Le dixième jour, Sylvie, après avoir franchi par ses propres moyens les trois marches qui menaient à la rotonde centrale, envoya un audio où l’on entendait son rire étouffé.

"Je suis à la rotonde ! Je sens le vent dans mes cheveux, même si c’est juste le courant d’air !"

Olivier, qui, ce même jour, réussit à soulever ses deux bras sans l’aide d’un support, envoya une vidéo de lui, le dos droit, un bras tendu, le sourire fier, avec le texte :

"Bras en place, côtes en paix — on avance !"

Sylvie réagit avec un emoji de dragon qui bat des ailes et écrivit :

"Nous volons enfin !"

Vers le quinzième jour, le rythme des messages s’intensifia. Sylvie partagea une courte séquence où elle marchait d’un pas soutenu, sans le déambulateur, le long du couloir de la galerie, s’arrêtant pour toucher une colonne de marbre, puis reprenant la marche, le visage illuminé par la lumière qui filtrait à travers les fins voilages de lin.

Elle ajouta :

"Première marche sans aide — je sens le sol sous mes pieds."

Olivier, qui venait de faire un pas de plus dans son programme de renforcement thoracique, envoya une petite image animée d’un dragon qui sautait d’une falaise, suivi du texte :

"Nous sautons ensemble !"

Leur enthousiasme mutuel devint une source d’énergie. Chaque petite réussite était célébrée comme une conquête royale, chaque douleur partagée comme un rappel que le corps, même brisé, pouvait se réparer.

Sylvie, toujours sarcastique, conclut un jour :

"Si je dois encore courir après une explosion pour venir te sauver, au moins je le ferai en gardant mes chaussures."

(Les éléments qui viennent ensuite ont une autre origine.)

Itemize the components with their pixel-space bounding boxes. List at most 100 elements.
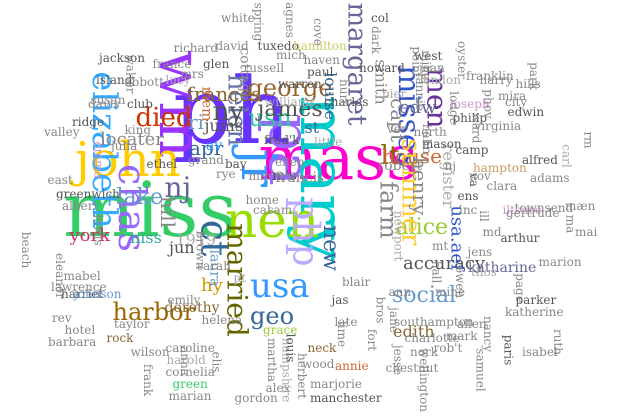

Olivier, répondant avec un emoji de cœur et une petite image animée d’un dragon qui embrasse la lune, écrivit :

"Et moi, j’éviterai de me retrouver dans une vieille crypte qui tombe en ruine."

Ainsi, plus d’un mois et demi après les dramatiques évènements survenus dans les cryptes oubliées, les progrès de la princesse et du prince s’étaient déroulés lentement, mais sûrement.

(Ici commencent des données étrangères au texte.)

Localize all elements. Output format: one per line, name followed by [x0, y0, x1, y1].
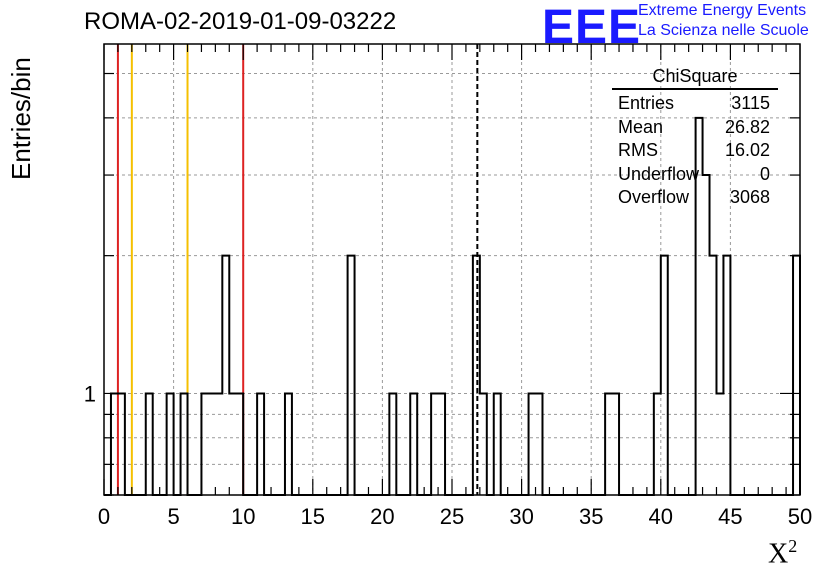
x-tick-label: 40 [649, 504, 673, 529]
stats-value: 16.02 [724, 140, 770, 160]
marker-lines [116, 44, 479, 495]
stats-label: RMS [618, 140, 658, 160]
axes: 0 5 10 15 20 25 30 35 40 45 50 1 [84, 43, 812, 529]
stats-label: Overflow [618, 187, 690, 207]
stats-title: ChiSquare [612, 66, 778, 90]
org-name-line2: La Scienza nelle Scuole [638, 22, 809, 39]
chart-title: ROMA-02-2019-01-09-03222 [84, 8, 397, 35]
x-tick-label: 50 [788, 504, 812, 529]
x-tick-label: 20 [370, 504, 394, 529]
x-tick-label: 25 [440, 504, 464, 529]
stats-label: Underflow [618, 163, 700, 184]
x-tick-label: 5 [167, 504, 179, 529]
y-tick-label: 1 [84, 381, 96, 406]
stats-value: 26.82 [724, 116, 770, 137]
x-tick-label: 45 [718, 504, 742, 529]
org-name-line1: Extreme Energy Events [638, 2, 807, 19]
x-tick-label: 0 [98, 504, 110, 529]
stats-row-rms: RMS 16.02 [612, 139, 778, 163]
stats-row-entries: Entries 3115 [612, 92, 778, 116]
stats-row-mean: Mean 26.82 [612, 116, 778, 140]
x-tick-label: 15 [301, 504, 325, 529]
stats-value: 3115 [731, 93, 770, 113]
x-axis-label-base: X [768, 538, 789, 570]
x-axis-label: X2 [768, 536, 797, 570]
x-tick-label: 35 [579, 504, 603, 529]
x-tick-label: 10 [231, 504, 255, 529]
stats-label: Mean [618, 116, 664, 137]
stats-row-underflow: Underflow 0 [612, 163, 778, 187]
stats-value: 3068 [729, 187, 770, 207]
stats-row-overflow: Overflow 3068 [612, 186, 778, 210]
stats-value: 0 [759, 163, 770, 184]
stats-box: ChiSquare Entries 3115 Mean 26.82 RMS 16.02… [612, 66, 778, 210]
x-axis-label-exponent: 2 [788, 536, 798, 556]
stats-label: Entries [618, 93, 675, 113]
x-tick-label: 30 [509, 504, 533, 529]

Chaque jour apportait son lot de douleurs, de sarcasmes, mais surtout de petites victoires qui, grâce aux messages, aux emojis, aux images animées de dragons dont ils avaient amassé une belle collection et aux vidéos triomphantes, se transformaient en un récit partagé de résilience.

Le déambulateur, d’abord objet de moqueries, devint le compagnon de route qui, pas à pas, mena la princesse vers la galerie et la rotonde centrale, puis aux balcons, puis enfin à la pleine autonomie.

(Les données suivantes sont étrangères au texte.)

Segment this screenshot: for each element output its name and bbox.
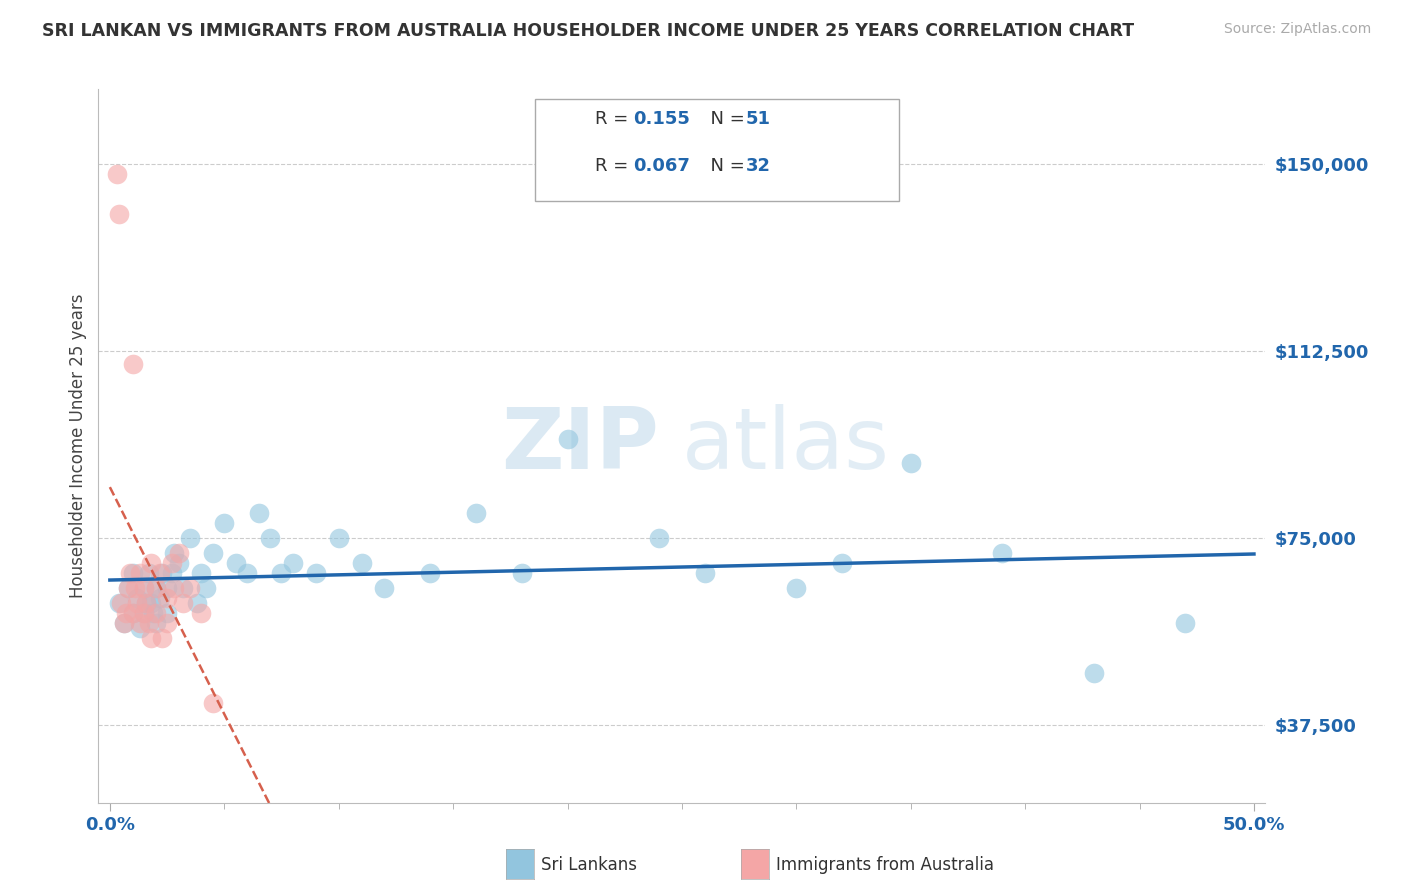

Et le prince Olivier commença à retrouver l’usage de son bras gauche et ses côtes fracturées furent suffisamment consolidées, même si la rééducation dans son cas devait encore durer plusieurs mois.

Et la princesse, à chaque échange de messages avec Olivier, chaque petite vidéo de progrès, chaque goutte de sueur qui perlait sur son front retrouvait un petit peu plus de son autonomie.

Les deux dragons nains étaient là, leurs grognements ponctuant les moments de doute et de triomphe. Leur présence, bien que de peu de chose, rappelait à Sylvie que même les plus grands défis pouvaient être affrontés avec un peu de feu intérieur et une bonne dose d’humour mordant.

Et, chaque fois qu’elle levait les yeux vers un nouvel objectif à atteindre, elle voyait ses deux petits compagnons qui l’encourageaient à continuer, pas à pas.